Na manhã de 16 de agosto, o STF formou maioria para suspender a execução de emendas impositivas dos deputados federais e senadores – as chamadas “emendas Pix”. A decisão se deu em votação (encerrada às 11h) ocorrida logo após uma ação de Flávio Dino, realizada na noite de ontem, que exige que, para voltar a vigorar, o Congresso deve estabelecer regras que levem em conta a necessidade de “transparência, rastreamento e eficiência” de verbas bilionárias. Essa ação do STF é parte, assim, da escalada da crise entre ambas as instituições, que vem por meses se desenvolvendo.
Os parlamentares reagiram ainda durante a noite, com Arthur Lira acionando o presidente da Suprema Corte, Luís Roberto Barroso. Mas foi inútil e a votação terminou com 6 votos favoráveis à manutenção da decisão. Agora, a expectativa é que Congresso e Judiciário protagonizem uma nova crise institucional. No dia 16, sexta-feira, a reação mais dura foi o andamento da PEC, na Câmara dos Deputados, que restringe poderes do STF.

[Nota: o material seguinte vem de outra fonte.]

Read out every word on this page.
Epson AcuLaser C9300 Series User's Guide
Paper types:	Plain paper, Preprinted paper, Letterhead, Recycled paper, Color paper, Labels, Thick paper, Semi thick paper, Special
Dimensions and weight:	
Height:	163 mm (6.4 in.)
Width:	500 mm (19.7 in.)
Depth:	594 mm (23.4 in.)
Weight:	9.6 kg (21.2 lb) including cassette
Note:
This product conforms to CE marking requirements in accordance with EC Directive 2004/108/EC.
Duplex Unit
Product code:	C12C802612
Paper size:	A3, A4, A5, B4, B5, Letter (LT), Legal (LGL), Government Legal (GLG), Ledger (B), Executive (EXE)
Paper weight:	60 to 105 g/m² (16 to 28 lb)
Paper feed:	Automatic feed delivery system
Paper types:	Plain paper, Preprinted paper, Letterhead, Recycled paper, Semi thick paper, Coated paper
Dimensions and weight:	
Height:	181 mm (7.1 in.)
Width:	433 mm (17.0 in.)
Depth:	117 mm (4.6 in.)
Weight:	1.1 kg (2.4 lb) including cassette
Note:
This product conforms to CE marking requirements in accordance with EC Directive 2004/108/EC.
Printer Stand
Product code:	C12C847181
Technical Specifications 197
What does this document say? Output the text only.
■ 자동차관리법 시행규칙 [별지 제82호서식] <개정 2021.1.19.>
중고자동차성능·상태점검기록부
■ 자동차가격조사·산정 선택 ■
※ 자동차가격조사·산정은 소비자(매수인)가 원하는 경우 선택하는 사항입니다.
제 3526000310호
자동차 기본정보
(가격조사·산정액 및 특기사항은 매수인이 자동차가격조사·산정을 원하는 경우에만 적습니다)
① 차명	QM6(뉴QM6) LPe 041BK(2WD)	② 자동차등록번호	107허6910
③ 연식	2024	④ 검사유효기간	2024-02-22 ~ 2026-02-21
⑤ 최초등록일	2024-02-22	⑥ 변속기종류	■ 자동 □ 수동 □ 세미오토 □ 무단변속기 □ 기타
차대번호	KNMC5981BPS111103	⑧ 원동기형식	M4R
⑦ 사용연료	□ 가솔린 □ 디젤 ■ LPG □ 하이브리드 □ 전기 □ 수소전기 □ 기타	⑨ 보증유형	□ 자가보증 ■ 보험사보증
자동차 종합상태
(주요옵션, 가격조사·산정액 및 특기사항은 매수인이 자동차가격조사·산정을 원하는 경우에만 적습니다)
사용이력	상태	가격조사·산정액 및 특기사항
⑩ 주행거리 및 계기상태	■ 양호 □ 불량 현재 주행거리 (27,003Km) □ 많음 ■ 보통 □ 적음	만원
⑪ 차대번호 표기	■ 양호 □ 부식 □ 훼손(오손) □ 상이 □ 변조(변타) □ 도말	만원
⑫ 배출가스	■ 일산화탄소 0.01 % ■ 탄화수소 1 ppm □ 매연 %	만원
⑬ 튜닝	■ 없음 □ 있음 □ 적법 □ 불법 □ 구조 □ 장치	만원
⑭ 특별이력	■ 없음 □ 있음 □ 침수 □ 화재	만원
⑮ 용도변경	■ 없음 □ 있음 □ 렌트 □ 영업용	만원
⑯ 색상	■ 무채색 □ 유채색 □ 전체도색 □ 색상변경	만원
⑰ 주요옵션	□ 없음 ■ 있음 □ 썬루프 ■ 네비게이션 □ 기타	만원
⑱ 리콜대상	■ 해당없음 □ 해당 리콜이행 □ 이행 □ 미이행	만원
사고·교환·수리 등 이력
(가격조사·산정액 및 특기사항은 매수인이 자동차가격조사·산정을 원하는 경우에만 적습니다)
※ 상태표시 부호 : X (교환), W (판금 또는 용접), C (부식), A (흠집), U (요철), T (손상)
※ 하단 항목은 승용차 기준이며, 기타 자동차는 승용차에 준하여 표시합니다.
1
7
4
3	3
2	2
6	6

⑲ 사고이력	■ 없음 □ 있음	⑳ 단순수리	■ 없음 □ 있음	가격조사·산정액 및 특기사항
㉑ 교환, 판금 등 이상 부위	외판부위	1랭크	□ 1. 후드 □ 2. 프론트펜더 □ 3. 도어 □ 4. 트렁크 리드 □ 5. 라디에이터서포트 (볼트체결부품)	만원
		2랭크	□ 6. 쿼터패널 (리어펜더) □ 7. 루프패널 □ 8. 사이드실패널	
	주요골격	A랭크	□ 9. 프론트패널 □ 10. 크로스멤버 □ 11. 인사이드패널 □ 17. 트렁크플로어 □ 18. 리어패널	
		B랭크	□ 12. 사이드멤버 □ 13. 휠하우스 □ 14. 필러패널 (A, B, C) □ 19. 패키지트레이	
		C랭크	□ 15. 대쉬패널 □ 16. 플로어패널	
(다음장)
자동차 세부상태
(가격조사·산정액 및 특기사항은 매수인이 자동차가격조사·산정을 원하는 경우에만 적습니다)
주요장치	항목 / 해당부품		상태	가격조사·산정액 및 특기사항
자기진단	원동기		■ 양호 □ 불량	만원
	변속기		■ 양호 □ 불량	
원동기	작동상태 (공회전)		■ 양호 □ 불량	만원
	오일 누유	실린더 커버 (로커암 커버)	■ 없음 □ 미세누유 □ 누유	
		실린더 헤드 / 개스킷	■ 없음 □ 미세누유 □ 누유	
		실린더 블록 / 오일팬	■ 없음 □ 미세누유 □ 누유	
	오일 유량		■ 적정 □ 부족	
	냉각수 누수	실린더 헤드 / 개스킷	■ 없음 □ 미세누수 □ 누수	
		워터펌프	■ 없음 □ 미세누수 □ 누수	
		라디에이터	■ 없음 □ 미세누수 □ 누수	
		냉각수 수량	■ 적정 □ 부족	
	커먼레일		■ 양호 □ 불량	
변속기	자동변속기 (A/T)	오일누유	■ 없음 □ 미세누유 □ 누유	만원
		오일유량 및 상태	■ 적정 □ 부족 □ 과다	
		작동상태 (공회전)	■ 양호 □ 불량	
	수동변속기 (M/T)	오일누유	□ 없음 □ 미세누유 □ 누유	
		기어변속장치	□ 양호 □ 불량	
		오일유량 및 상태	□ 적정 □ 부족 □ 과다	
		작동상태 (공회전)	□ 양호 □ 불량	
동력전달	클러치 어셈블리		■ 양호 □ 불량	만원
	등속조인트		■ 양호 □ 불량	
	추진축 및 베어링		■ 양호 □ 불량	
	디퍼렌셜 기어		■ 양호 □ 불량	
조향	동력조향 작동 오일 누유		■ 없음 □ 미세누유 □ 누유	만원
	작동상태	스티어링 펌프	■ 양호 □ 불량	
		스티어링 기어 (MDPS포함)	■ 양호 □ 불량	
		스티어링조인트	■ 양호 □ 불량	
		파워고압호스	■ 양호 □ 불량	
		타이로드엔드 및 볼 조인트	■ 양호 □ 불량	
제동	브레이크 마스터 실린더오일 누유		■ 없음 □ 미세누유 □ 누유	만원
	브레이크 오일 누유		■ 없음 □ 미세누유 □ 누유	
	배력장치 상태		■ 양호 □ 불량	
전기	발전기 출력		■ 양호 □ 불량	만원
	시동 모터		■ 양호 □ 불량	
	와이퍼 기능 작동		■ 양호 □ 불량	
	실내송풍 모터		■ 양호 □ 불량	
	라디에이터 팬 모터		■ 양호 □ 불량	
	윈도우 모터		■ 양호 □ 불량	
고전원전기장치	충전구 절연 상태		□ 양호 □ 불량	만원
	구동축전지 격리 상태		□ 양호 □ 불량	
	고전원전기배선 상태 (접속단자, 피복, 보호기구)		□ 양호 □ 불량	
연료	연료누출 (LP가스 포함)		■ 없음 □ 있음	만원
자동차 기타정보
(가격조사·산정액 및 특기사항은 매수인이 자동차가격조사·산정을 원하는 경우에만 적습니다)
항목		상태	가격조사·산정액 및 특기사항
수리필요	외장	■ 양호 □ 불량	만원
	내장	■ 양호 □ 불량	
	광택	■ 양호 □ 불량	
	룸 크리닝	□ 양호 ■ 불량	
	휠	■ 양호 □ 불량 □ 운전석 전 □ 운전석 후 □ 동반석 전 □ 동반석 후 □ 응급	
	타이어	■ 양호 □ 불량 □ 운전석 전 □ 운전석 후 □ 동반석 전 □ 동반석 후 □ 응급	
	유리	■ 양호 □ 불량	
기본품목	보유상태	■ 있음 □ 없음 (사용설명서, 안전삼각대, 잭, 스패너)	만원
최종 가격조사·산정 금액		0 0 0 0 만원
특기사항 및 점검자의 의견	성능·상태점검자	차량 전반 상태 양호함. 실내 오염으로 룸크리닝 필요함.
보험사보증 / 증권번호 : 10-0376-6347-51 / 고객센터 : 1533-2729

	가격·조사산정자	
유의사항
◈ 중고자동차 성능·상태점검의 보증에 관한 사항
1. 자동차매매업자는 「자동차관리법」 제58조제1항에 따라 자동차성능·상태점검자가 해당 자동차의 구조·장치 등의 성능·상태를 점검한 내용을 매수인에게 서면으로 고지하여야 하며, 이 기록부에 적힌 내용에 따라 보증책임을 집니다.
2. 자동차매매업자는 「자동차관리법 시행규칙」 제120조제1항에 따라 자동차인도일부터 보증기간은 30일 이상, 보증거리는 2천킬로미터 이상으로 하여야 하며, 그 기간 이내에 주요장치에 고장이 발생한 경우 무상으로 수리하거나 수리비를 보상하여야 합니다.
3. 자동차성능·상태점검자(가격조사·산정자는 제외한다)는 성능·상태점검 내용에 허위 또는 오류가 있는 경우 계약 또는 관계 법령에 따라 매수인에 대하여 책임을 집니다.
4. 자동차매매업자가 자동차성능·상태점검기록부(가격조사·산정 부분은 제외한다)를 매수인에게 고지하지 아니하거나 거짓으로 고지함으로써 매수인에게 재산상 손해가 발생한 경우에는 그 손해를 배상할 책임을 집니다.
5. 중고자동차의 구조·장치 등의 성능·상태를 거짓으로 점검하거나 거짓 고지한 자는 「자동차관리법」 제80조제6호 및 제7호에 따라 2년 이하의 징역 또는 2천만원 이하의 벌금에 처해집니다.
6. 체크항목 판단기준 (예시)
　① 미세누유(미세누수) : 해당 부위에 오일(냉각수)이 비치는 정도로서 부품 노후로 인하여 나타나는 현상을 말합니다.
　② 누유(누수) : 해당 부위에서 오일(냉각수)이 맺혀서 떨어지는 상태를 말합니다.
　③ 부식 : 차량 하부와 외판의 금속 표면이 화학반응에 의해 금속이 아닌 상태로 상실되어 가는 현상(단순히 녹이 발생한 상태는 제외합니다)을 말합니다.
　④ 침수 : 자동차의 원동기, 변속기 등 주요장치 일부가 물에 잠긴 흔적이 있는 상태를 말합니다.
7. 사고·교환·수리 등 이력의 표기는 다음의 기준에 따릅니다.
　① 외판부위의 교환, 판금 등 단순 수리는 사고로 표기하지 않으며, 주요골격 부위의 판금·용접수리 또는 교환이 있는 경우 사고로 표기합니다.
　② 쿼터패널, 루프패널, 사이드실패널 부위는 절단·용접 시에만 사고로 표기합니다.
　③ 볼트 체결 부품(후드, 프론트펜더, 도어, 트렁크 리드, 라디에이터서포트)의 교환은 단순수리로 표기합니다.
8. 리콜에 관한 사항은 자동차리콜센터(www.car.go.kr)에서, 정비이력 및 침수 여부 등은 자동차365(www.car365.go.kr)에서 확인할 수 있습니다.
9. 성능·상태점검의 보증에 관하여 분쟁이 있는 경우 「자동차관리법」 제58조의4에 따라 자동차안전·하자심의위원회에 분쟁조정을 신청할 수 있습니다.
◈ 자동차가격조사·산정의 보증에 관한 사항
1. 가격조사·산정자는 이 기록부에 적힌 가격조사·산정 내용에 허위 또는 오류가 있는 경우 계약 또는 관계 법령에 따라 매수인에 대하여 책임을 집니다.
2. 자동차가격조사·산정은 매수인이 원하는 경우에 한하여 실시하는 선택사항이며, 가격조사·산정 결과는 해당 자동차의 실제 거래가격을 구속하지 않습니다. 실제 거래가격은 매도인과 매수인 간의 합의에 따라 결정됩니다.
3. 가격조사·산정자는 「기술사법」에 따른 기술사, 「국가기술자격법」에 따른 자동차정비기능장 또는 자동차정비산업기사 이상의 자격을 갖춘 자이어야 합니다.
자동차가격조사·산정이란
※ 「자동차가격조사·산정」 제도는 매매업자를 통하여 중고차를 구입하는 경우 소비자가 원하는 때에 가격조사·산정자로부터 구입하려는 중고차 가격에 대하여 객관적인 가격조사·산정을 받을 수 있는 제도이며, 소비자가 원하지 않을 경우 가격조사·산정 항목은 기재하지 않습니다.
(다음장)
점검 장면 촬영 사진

Em sua decisão, Flávio Dino considerou “incompatível com a constituição” a execução de emendas sem qualquer critério de rastreamento. Ele defendeu que as emendas parlamentares impositivas devem ocorrer “nos limites da ordem jurídica”, e não ficar sob a liberdade absoluta do parlamentar autor da emenda. Dino afirmou também que para que as verbas voltem a ser enviadas, é preciso o estabelecimento de um conjunto de novas regras.
Mesmo que Dino tenha frisado “diálogos institucionais” entre Legislativo e Judiciário, nos próximos dias a relação não deve caminhar rumo a uma harmonia, pelo contrário. Criticando a medida, o presidente da Câmara, Arthur Lira (PP) afirmou que “não podem mudar isso num ato monocrático, quaisquer que sejam os argumentos e as razões, por mais que eles pareçam razoáveis”. Anteriormente, influenciados por Lira, Câmara e Senado entraram com recurso de agravo regimental contra a decisão de Dino em suspender duas emendas. Foi, no entanto, inútil.
Torrando bilhões de verba pública
Para todo o ano de 2024, o Congresso conta com R$ 49 bilhões para emendas parlamentares. Logo no segundo mês do ano, em fevereiro, Luiz Inácio editou decreto com calendário prevendo a entrega de R$ 20,5 bilhões ainda no primeiro semestre. Nos meses subsequentes, parlamentares, maioria de bolsonaristas e ligados à bancada do latifúndio, pressionaram pela liberação de ainda mais emendas e de forma mais rápida.
Chefiados por Lira – presidente de fato com o controle do Orçamento –, os parlamentares barganham apoio às medidas do governo. E o governo joga com a liberação mais cedo ou mais tarde conforme votações de projetos chaves se impõem.
No presente ano, os valores das emendas parlamentares se dividem entre emendas individuais (R$ 25 bilhões), emendas Pix (R$ 8,2 bilhões), emendas de bancada (R$ 8,5 bilhões) e emendas de comissão (R$ 15, bilhões).
Quando candidato, Luiz Inácio criticava duramente as emendas, afirmando que o “orçamento secreto” é mais grave do que o “mensalão”. Ele também chegou a prometer que acabaria com o dispositivo e criaria um mecanismo digital para a população indicar para onde deveriam ir as emendas. Porém, em seu terceiro mandato, o que Luiz Inácio e seu governo de coalizão reacionária fizeram foi turbinar ainda mais tais emendas, numa continuidade do governo de Bolsonaro. A política do “toma lá, dá cá” seguiu em vigor dessa forma: o primeiro ano do governo de Luiz Inácio, 2023, terminou com um valor 79% superior ao governo de Bolsonaro. Ao todo, quase R$ 30 bilhões foram destinados, num ritmo de liberação mensal também maior em relação ao governo anterior.
Anteriormente, o ministro do STF Flávio Dino já havia solicitado ao governo de Luiz Inácio explicações sobre a situação das regras não cumpridas. Luiz Inácio não respondeu. Agora, a decisão do STF, embora afronte os interesses imediatos dos parlamentares e do Congresso, resultará inevitavelmente em pressões sobre o governo: afinal, o “centrão” pressionará para que Luiz Inácio se posicione contrário, deixando de votar determinados temas de interesse do governo. É o preço a pagar, pelo governo, da sua política de conciliação. A crise institucional tende a aprofundar a crise política já existente.